Chris Banks Chris Banks is a Waterloo poet and high school creative writing teacher which esentially involves being a life coach for angry disenfranchised teens who wear black and tend to like books more than people.

DS When did you start writing, publish your first book (or when are you publishing your next)?

CB I started writing poems in highschool when I was sixteen after my teacher Mrs. Tetzner introduced me to some poems by Earle Birney and Al Purdy. I wrote my first poems in school hallways and friends’ bedroom walls but never at a desk. Next, I went to university and began writing poems at a desk and reading poems in tiny bars. Some years later, I wrote two poetry books Bonfires and The Cold Panes of Surfaces on a white Ikea pressboard desk that was totally falling apart and which I had to eventually throw away last year. Poor little desk. I miss you.

DS Where do you write (at your desk/outside/in bed)?

CB I now write at a much bigger desk in a small room of my new house deep in the heart of the suburbs. I call my writing space “The laboratory”. Some poets have writing studios. I have a laboratory.



DS Why do you work where you do (at your desk because it is a quiet space/outside b/c it helps you think, in the park b/c you can smoke, etc)?

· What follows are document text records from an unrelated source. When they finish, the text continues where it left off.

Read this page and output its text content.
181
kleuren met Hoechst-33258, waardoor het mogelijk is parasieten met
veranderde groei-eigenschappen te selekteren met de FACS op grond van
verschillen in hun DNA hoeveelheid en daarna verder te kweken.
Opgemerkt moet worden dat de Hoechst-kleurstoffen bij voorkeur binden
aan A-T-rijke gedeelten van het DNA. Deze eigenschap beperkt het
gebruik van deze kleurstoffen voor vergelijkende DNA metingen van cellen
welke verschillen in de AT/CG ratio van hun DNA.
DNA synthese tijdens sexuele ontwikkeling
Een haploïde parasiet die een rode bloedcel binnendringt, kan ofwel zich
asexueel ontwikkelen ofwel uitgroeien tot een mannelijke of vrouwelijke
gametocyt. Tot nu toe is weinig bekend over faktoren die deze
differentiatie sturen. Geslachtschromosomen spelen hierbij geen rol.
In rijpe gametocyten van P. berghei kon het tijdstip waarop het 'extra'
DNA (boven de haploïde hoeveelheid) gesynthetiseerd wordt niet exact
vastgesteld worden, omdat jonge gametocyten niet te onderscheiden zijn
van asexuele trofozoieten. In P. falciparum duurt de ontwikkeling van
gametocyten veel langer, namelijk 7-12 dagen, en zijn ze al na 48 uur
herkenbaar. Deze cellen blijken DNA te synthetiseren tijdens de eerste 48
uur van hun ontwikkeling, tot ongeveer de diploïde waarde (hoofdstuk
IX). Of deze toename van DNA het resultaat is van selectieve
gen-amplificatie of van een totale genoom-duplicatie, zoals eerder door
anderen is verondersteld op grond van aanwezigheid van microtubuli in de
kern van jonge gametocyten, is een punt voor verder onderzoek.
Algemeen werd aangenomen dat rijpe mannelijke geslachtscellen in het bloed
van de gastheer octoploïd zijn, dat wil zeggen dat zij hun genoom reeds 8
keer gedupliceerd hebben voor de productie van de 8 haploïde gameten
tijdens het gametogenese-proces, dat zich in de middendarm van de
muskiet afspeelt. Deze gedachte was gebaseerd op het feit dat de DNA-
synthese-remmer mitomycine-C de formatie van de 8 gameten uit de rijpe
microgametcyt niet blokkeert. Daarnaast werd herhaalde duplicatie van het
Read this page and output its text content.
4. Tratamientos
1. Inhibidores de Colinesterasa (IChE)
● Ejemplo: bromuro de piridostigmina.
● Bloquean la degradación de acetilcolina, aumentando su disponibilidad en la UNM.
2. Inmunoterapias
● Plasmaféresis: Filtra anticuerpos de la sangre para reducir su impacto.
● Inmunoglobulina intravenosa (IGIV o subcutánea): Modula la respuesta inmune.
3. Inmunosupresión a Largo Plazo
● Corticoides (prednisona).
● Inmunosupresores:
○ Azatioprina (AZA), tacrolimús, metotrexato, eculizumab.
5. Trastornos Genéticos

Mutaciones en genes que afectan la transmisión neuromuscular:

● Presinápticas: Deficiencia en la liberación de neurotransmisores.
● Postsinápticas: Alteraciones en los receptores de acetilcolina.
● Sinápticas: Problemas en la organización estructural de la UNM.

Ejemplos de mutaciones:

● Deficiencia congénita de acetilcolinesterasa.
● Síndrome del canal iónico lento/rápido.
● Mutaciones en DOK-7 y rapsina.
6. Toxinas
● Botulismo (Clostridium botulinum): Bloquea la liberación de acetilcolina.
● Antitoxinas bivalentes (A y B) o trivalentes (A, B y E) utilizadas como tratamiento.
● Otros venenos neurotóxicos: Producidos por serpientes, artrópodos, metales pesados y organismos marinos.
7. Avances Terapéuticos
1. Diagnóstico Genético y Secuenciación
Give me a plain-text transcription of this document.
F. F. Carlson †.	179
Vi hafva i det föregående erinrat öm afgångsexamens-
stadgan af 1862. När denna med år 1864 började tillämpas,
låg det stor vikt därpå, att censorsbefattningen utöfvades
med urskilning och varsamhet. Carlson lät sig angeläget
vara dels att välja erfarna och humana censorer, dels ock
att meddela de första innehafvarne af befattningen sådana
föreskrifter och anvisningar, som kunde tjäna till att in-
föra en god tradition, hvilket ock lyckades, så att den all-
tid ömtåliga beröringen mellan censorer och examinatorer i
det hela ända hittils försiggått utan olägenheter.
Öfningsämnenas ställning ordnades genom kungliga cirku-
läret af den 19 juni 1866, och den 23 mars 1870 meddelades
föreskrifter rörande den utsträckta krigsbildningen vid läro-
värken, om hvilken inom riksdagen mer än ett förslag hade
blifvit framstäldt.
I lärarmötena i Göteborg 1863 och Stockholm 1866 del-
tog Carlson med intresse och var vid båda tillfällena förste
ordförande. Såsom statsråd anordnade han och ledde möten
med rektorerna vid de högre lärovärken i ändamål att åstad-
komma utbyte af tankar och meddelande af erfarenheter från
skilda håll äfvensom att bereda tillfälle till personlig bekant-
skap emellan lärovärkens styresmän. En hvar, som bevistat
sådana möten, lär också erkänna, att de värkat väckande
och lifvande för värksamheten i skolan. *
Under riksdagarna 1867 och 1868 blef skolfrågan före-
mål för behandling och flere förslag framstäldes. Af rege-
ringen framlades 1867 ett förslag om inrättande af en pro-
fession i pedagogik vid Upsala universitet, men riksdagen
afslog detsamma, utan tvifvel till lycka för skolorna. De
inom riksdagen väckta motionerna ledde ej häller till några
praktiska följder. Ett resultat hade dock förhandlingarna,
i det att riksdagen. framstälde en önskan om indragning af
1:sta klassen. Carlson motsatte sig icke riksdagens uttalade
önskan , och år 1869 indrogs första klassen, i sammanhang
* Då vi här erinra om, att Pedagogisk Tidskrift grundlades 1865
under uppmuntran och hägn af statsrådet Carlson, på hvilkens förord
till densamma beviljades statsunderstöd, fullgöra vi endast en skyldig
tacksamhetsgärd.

CB For me, I need a quiet area to do any kind of imaginative writing which is why I like having my work space separate from other rooms. I also like to surround myself with things I like. Beside my desk, I keep a bookcase full of poetry and essay collections within easy reach. Above my computer sits a bulletin board where I have stuck an assortment of little mementos: photos of poets I admire; the poem “To The Shade of Po Chu-I” by William Carlos Williams; a photo of my wife and I camping in Muskoka; a photo of two porcelain monks I wrote a poem about for my last book; a quote by Auden I really like; a Buddhist cartoon illustrating the Five Hindrances; and lastly, an essay by the American poet Gregory Orr about the making of poems. On my other wall, I also have a framed broadsheet “On Poetry & Craft” by Theodore Roethke which was printed by Copper Canyon Press. It too reminds me everyday what it takes to write poems.



DS What are you working on now?

CB I’m working on a new manuscript of poems and I am about a third of the way through it. So far, it is a hodge-podge of long rambling meditations and lyrics which try to find some middle ground between the spiritual and the corporeal with an added dash of blank verse and syllabics thrown into the mix.